Peter, thank you for the first answer I have had to this puzzlement that makes sense. Of course with 20/20 hindsight... but that's the trick, isn't it? To see beyond the obvious to the answer that subsequently becomes the obvious.

My son had given me a clue that I failed to assimilate when he told me that banks and financial institutions always stored their currency data as pennies, not dollars.cents but I didn't pursue the logic of that beyond the idea that it was how they avoided the problem, but not why the problem was thus avoided.

Thank you again.

tanstaafl.
Posted by: Roger

Re: An interesting (to me, at least) Excel puzzlement - 11/02/2013 11:22

Originally Posted By: peter
Spreadsheets store currency as floating-point numbers (otherwise fractions of a cent/penny couldn't be represented)

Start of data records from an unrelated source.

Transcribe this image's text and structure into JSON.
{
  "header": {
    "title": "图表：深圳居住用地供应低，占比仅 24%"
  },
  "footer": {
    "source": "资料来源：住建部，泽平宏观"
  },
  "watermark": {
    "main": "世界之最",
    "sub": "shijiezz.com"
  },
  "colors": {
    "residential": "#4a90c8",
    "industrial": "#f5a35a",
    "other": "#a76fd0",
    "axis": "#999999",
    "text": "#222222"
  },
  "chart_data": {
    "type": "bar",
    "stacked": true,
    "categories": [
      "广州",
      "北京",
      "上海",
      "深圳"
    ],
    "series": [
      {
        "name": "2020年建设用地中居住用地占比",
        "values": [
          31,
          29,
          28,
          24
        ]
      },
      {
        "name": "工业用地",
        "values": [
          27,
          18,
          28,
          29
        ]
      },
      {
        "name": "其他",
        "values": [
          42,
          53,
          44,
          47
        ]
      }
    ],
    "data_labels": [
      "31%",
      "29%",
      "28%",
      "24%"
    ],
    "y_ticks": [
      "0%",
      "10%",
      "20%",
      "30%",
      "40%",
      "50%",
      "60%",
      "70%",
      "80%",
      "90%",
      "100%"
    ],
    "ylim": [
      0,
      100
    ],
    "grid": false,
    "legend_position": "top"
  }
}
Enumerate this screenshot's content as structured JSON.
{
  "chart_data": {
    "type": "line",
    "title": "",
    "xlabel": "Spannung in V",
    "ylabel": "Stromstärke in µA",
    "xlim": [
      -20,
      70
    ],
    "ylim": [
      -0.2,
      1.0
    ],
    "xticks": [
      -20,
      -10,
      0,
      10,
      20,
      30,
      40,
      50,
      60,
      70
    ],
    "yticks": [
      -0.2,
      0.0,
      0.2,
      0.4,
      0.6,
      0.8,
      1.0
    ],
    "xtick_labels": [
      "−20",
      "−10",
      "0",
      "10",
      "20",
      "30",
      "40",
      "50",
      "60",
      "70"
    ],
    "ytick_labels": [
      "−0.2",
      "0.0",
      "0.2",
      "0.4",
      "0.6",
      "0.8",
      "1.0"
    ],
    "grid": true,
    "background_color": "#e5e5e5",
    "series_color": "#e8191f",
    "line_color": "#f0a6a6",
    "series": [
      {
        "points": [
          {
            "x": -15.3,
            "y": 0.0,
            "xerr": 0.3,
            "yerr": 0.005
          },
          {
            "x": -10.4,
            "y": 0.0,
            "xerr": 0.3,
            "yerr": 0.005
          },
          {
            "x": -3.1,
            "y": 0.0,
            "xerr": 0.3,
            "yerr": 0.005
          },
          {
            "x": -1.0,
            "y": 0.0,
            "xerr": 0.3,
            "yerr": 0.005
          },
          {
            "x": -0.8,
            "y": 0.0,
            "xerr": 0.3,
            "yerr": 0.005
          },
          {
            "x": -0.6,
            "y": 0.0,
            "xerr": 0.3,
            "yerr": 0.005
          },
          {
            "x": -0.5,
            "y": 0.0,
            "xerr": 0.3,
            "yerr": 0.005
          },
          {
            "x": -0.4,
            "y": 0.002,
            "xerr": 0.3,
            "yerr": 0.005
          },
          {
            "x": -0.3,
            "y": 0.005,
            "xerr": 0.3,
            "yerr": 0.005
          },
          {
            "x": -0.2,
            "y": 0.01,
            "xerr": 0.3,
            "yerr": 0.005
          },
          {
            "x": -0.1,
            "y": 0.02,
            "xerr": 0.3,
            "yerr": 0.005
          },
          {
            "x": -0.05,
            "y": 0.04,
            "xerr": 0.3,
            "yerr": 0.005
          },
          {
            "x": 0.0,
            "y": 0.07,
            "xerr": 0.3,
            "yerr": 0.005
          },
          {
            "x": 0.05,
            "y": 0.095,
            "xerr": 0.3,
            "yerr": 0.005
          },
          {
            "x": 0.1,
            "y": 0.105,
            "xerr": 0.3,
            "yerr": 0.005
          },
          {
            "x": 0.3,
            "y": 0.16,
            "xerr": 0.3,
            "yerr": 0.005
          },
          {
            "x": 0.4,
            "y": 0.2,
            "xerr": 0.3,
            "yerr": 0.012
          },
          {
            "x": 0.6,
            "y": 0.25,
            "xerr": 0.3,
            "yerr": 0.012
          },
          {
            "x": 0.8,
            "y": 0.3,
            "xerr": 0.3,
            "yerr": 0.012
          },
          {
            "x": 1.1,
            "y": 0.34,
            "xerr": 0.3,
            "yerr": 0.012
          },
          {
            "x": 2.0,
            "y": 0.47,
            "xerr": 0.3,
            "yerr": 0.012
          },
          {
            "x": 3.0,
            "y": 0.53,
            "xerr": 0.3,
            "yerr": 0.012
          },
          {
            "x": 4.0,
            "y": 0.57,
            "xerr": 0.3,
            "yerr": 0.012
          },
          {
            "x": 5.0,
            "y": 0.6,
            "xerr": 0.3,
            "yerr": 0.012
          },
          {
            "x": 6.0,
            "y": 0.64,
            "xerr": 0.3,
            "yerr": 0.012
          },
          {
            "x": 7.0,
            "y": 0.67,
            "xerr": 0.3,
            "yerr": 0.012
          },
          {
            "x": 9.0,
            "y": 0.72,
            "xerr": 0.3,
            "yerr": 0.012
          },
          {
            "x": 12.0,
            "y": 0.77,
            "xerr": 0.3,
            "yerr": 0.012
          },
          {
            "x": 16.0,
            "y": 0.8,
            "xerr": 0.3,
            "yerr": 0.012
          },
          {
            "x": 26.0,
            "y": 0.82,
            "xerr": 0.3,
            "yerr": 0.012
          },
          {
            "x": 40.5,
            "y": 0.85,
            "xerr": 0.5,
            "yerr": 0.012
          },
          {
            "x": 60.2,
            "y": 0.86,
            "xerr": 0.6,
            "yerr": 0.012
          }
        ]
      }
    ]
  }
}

Re: floating point -- http://floating-point-gui.de/
Posted by: mlord

Re: An interesting (to me, at least) Excel puzzlement - 11/02/2013 13:20

While constructing my home thermostat, I discovered that some moron used floating point in the Arduino library for the temperature sensor, because the sensor returns tenths of a degree.

Duh.. 30% of the flash memory space needlessly consumed just because they didn't think of simply returning the temperature in tenths of a degree (eg. 182 instead of 18.2), the way the hardware itself reports it ???

Blah. I fixed it in my copy of course, freeing up 10KBytes of precious flash memory, as well as reducing the sampling time by a couple orders of magnitude.